Questa tecnica ha un notevole potenziale per studi che richiedono una dettagliata caratterizzazione fenotipica ex vivo di piccoli campioni, come gli embrioni di topo, che sono ampiamente utilizzati nei disegni sperimentali6. Il mezzo di contrasto con iodio in combinazione con l'imaging micro-CT è stato utilizzato per ottenere quantificazioni volumetriche degli organi7 e delle strutture tridimensionali (3D)di riferimento 8,9. Negli ultimi anni, la scansione micro-CT di campioni colorati è stata applicata per descrivere le caratteristiche fenotipiche cerebrali dei roditori10 e sono stati proposti diversi miglioramenti alla tecnica. Per i cervelli adulti, un protocollo di 48 ore di immersione nello iodio, con una precedente fase di perfusione con un idrogel, è risultato produrre immagini di alta qualità11. Gignac et al.12 hanno ampliato i limiti di questa tecnica dimostrando che i cervelli di ratto colorati con iodio potevano essere processati per eseguire tecniche istologiche di routine. Allo stesso modo, queste procedure dimostrano risultati promettenti per i cervelli di roditori embrionali e pre-svezzamento 8,13,14,15.
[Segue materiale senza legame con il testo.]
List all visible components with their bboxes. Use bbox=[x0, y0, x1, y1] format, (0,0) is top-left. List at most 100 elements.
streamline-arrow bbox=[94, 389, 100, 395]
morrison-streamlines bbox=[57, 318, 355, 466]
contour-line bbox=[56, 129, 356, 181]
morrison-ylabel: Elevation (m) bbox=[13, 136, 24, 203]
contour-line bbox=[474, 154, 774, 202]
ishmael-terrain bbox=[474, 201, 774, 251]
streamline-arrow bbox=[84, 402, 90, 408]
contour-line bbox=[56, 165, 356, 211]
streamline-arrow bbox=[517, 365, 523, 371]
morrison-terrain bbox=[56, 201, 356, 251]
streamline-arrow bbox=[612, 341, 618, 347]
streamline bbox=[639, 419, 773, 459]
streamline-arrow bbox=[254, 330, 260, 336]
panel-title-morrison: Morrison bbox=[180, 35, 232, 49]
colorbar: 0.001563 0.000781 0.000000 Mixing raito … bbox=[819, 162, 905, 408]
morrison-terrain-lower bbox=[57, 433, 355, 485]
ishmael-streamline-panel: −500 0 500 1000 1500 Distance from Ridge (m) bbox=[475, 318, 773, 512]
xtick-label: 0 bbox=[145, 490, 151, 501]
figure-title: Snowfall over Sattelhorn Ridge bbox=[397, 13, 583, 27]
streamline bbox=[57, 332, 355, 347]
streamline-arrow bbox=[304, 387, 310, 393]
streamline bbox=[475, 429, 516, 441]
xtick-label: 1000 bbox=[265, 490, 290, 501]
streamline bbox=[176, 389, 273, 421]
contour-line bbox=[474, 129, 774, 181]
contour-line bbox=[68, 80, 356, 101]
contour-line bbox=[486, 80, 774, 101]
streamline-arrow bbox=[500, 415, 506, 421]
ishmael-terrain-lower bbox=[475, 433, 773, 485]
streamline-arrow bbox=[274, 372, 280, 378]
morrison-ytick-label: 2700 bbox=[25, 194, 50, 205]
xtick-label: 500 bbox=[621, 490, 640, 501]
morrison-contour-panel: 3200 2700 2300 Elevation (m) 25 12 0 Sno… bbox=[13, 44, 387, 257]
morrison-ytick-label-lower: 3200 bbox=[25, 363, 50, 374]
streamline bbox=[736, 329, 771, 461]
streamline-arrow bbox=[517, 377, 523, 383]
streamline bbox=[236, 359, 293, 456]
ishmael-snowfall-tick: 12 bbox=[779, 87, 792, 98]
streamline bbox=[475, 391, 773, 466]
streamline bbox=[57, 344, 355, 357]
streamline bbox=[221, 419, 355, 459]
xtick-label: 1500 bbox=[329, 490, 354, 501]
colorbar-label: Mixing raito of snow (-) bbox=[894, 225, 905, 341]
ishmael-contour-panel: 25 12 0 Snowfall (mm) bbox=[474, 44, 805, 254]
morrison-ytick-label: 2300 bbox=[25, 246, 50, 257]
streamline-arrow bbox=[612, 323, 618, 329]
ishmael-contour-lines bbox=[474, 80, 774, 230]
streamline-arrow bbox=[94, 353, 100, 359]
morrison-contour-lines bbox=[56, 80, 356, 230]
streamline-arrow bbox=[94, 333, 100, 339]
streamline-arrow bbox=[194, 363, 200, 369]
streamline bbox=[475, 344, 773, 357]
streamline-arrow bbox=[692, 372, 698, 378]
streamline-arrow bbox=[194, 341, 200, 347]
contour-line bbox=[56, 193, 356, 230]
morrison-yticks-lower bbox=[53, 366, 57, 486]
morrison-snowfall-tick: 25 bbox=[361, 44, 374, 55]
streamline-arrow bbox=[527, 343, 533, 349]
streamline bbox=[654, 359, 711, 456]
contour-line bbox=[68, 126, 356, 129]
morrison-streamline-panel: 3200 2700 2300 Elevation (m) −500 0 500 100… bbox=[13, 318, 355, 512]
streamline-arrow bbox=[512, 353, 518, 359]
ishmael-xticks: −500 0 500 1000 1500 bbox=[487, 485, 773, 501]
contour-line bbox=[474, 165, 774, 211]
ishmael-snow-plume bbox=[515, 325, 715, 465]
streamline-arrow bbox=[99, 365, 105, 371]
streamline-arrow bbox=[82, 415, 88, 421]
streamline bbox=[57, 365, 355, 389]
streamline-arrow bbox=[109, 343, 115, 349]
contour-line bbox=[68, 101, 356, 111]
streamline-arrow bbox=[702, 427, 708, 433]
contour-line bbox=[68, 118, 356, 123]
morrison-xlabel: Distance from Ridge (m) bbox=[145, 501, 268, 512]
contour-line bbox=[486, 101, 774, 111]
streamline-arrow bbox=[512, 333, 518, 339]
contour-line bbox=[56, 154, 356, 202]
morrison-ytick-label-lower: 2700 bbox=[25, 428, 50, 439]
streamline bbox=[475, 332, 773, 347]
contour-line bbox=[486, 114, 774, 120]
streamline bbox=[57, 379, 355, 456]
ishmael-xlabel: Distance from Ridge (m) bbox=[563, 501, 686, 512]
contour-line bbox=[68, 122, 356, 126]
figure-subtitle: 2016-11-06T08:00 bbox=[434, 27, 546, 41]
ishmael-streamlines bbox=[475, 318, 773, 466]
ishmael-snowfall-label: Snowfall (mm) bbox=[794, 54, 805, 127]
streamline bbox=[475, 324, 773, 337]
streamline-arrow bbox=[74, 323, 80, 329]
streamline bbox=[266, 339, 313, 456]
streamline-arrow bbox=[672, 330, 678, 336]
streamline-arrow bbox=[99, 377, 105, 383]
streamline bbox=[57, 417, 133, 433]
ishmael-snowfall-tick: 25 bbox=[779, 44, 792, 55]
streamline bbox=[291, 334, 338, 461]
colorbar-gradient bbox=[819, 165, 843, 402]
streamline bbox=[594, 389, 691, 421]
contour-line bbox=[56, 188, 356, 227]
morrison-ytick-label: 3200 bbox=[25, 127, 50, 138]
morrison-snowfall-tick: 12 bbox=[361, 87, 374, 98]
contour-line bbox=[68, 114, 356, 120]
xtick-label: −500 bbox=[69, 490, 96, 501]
Sebbene le neuroscienze abbiano ampiamente applicato tecniche basate sul microscopio per valutare diversi aspetti strutturali e funzionali dello sviluppo del cervello, tali studi sono più adatti per caratterizzare specifiche popolazioni cellulari o strutture spazialmente limitate. Al contrario, l'imaging micro-CT consente la descrizione di intere strutture e l'acquisizione di modelli 3D che conservano informazioni spaziali rilevanti, complementari alle tecniche microscopiche. La risonanza magnetica per immagini (MRI) è anche una tecnica standard applicata per esplorare le caratteristiche strutturali dei piccoli animali 16,17,18. Tuttavia, la micro-CT, con l'uso di un mezzo di contrasto, presenta due vantaggi principali per i campioni fissi ex vivo: gli scanner micro-CT sono in gran parte meno costosi e facili da usare, e consentono una risoluzione spaziale più elevata rispetto alla MRI12.
Questo lavoro ha lo scopo di descrivere la procedura per ottenere immagini ad alta risoluzione dal cervello di topo neonatale utilizzando la scansione micro-CT dopo la colorazione con la soluzione di Lugol, un agente di contrasto a base di iodio. Viene presentato un protocollo completo, che inizia con le fasi preliminari come la raccolta del campione e la fissazione dei tessuti, e passa attraverso la colorazione, l'acquisizione di immagini micro-CT e l'elaborazione standard. L'elaborazione delle immagini include la segmentazione di un volume 3D dell'intera testa, così come del cervello, e la selezione di piani anatomici specifici per digitalizzare le coordinate dei punti che potrebbero poi essere utilizzate nelle analisi morfometriche. Sebbene l'attenzione si concentri sul cervello neonatale del topo, strategie simili possono essere applicate ad altri tessuti molli. Pertanto, il protocollo qui presentato è abbastanza flessibile da poter essere applicato, con lievi modifiche, ad altri tipi di campioni.